We actually ‘know’, in our bones, that we cannot ‘do’ anything by ourselves. That we exist only in cooperation with those around us. That everything we have ever accomplished was the result of a common effort.

People conditioned in dictatorial regimes see things rather differently.
They don’t cooperate, they just obey.
Their existence does not stem from the common effort but from following orders.
Language is not at all a medium where information is being passed between equivalent agents but a two way conduit. Orders are flowing from top to bottom and acknowledgments crawl from bottom to the top.

‘And what about ‘information’?!?
How does it travel among those people?’

Piecemeal.
Exclusively on a ‘need to know’ basis.
Nobody ‘volunteers’ any information unless expressly asked about it by a superior.

This is why dictatorships end up crumbling under their own weight.

That’s why we don’t understand, for real, what Putin attempts to communicate.
That’s why he is extremely annoyed right know.

Putin no longer understands what’s going on.
Let aside the fact that nobody around him dares to volunteer any information – which would be contrary to what Putin wants to hear.
My point being that Putin had been accustomed to having his way.

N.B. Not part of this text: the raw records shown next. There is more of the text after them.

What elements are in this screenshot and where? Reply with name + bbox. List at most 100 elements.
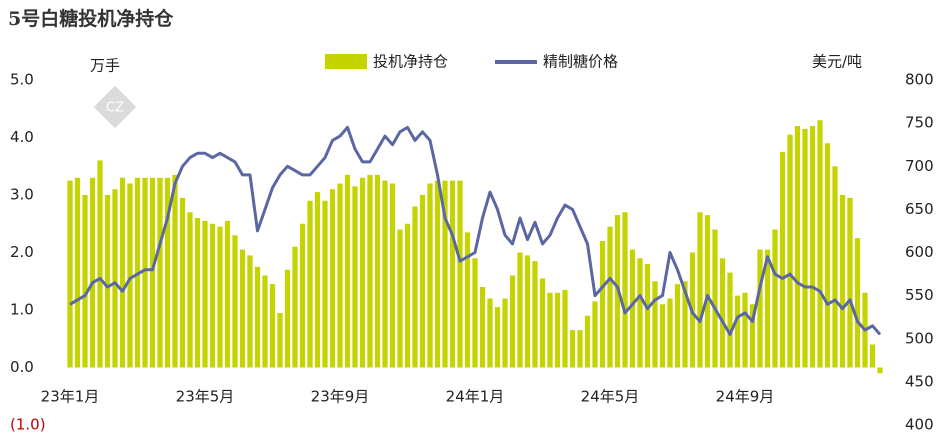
bar: [659, 304, 666, 368]
y2-tick-label: 700: [905, 157, 934, 175]
bar: [719, 258, 726, 368]
y2-tick-label: 800: [905, 71, 934, 89]
bar: [869, 344, 876, 368]
bar: [172, 174, 178, 368]
bar: [269, 284, 276, 368]
bar: [877, 367, 883, 374]
bar: [539, 278, 546, 368]
bar: [704, 215, 711, 368]
bar: [734, 295, 741, 368]
bar: [479, 287, 486, 368]
bar: [524, 255, 531, 368]
price-line: [69, 125, 882, 336]
legend-label: 投机净持仓: [373, 53, 448, 71]
bar: [599, 241, 606, 368]
y-tick-label: (1.0): [10, 416, 46, 434]
bar: [517, 252, 523, 368]
bar: [824, 143, 831, 368]
bar: [104, 195, 111, 368]
bar: [149, 177, 156, 368]
bar: [202, 220, 208, 368]
x-tick-label: 24年9月: [716, 388, 775, 406]
y2-tick-label: 400: [905, 416, 934, 434]
bar: [419, 195, 426, 368]
bar: [569, 330, 576, 368]
bar: [427, 183, 433, 368]
bar: [794, 126, 801, 368]
bar: [607, 226, 613, 368]
y-tick-label: 5.0: [10, 71, 34, 89]
bar: [472, 258, 478, 368]
bar: [179, 197, 186, 368]
bar: [562, 289, 568, 368]
bar: [652, 281, 658, 368]
y2-tick-label: 550: [905, 286, 934, 304]
bar: [712, 229, 718, 368]
bar: [742, 292, 748, 368]
bar: [367, 174, 373, 368]
x-tick-label: 24年5月: [581, 388, 640, 406]
y-tick-label: 2.0: [10, 243, 34, 261]
bar: [622, 212, 628, 368]
bar: [854, 238, 861, 368]
bar: [802, 128, 808, 368]
y-axis-label: 万手: [90, 57, 120, 75]
bar: [494, 307, 501, 368]
bar: [674, 284, 681, 368]
bar: [217, 226, 223, 368]
bar: [809, 126, 816, 368]
bar: [749, 304, 756, 368]
bar: [299, 223, 306, 368]
bar: [644, 264, 651, 368]
y-tick-label: 0.0: [10, 358, 34, 376]
bar: [314, 192, 321, 368]
bar: [487, 298, 493, 368]
bar: [157, 177, 163, 368]
bar: [682, 281, 688, 368]
bar: [224, 220, 231, 368]
bar: [89, 177, 96, 368]
bar: [164, 177, 171, 368]
bar: [412, 206, 418, 368]
bar: [464, 232, 471, 368]
bar: [74, 177, 81, 368]
bar: [847, 197, 853, 368]
bar: [232, 235, 238, 368]
bar: [389, 183, 396, 368]
bar: [254, 266, 261, 368]
bar: [292, 246, 298, 368]
bar: [839, 195, 846, 368]
y2-tick-label: 750: [905, 114, 934, 132]
bar: [434, 180, 441, 368]
bar: [457, 180, 463, 368]
y2-axis-label: 美元/吨: [812, 53, 862, 71]
bar: [727, 272, 733, 368]
y-tick-label: 4.0: [10, 128, 34, 146]
y2-tick-label: 500: [905, 329, 934, 347]
bar: [757, 249, 763, 368]
bar: [239, 249, 246, 368]
bar: [532, 261, 538, 368]
bar: [127, 183, 133, 368]
bar: [697, 212, 703, 368]
bar: [584, 315, 591, 368]
y2-tick-label: 600: [905, 243, 934, 261]
bar: [344, 174, 351, 368]
bar: [764, 249, 771, 368]
bar: [262, 275, 268, 368]
bar: [509, 275, 516, 368]
watermark: CZ: [93, 85, 137, 129]
svg-text:CZ: CZ: [106, 101, 124, 116]
bar: [97, 160, 103, 368]
bar: [779, 151, 786, 368]
bar: [382, 180, 388, 368]
bar: [142, 177, 148, 368]
bar: [284, 269, 291, 368]
y2-tick-label: 450: [905, 372, 934, 390]
y2-tick-label: 650: [905, 200, 934, 218]
bar: [772, 229, 778, 368]
x-tick-label: 23年1月: [41, 388, 100, 406]
bar: [352, 186, 358, 368]
bar: [592, 301, 598, 368]
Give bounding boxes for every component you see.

I’m not going to enumerate all the things he had done. Things we should have reacted against…
As in ‘reacted’, not meowed meekly.
As a consequence, he had grown accustomed to shoving things down our throats…

Suddenly, we have stopped swallowing!
Without giving him a ‘reasonable’ reason…
A reason he could understand!

Do you remember what I’ve told you?
A few moments ago? That dictators don’t care about those who are weaker? Nor about the long term consequences of their decisions?
That dictators are concerned exclusively with their own survival?

Savvy?

Ever since Putin had ordered his army to invade Ukraine, I keep hearing about what drove Putin to do it.
About his dreams of rebuilding the old Russian Glory. About his drive to become the most important Russian personality. About NATO ‘pushing itself’ closer and closer to Russia’s borders. About…

The map above is the last argument I came by. And the last straw…
The person who posted the map doesn’t agree with Putin. Not at all.
But cannot ‘forget’ the fact that at one time Kiev did belong to Russia.

Well… I’ll be blunt about it!

This person, along with many others, tries to explain what is going on in a rational manner. They attempt to find an objective reason for a subjective decision.

Putin is flattening out Ukraine because he is afraid.

The Soviet Union had survived 1956 Hungary, 1968 Prague, and 1980 Solidarnosc. All of these ‘movements’ had been, somehow, quashed. Dealt with.

The Soviet Union had, finally, crumbled under its own weight after Afghanistan. After a people didn’t cave in. After a people, an entire people, found it in themselves how to resist. How to say no!

Putin had successfully quashed Yeltsin’s oligarchs, the Chechen rebellion, the first Orange revolution, dealt with Saakashvili, helped Lukashenko save his throne and put a lid upon the recent Kazahstani attempt at making a small step towards democracy.
And was contemplating the Western Europe planing to give up burning gas and oil.

‘His’ gas and oil…

He had to do something. Otherwise ‘his’ people were going to throw him out.

If Ukraine was allowed to continue on the self determination path, who was going to stop the Russians from following suit?

So yes, the circumstances described by that map are valid.
But it is Putin who bears the entire responsibility for what’s going on.
And for creating the circumstances in which ‘next’ is going to happen.

Can you imagine what’s going on in these children’s souls?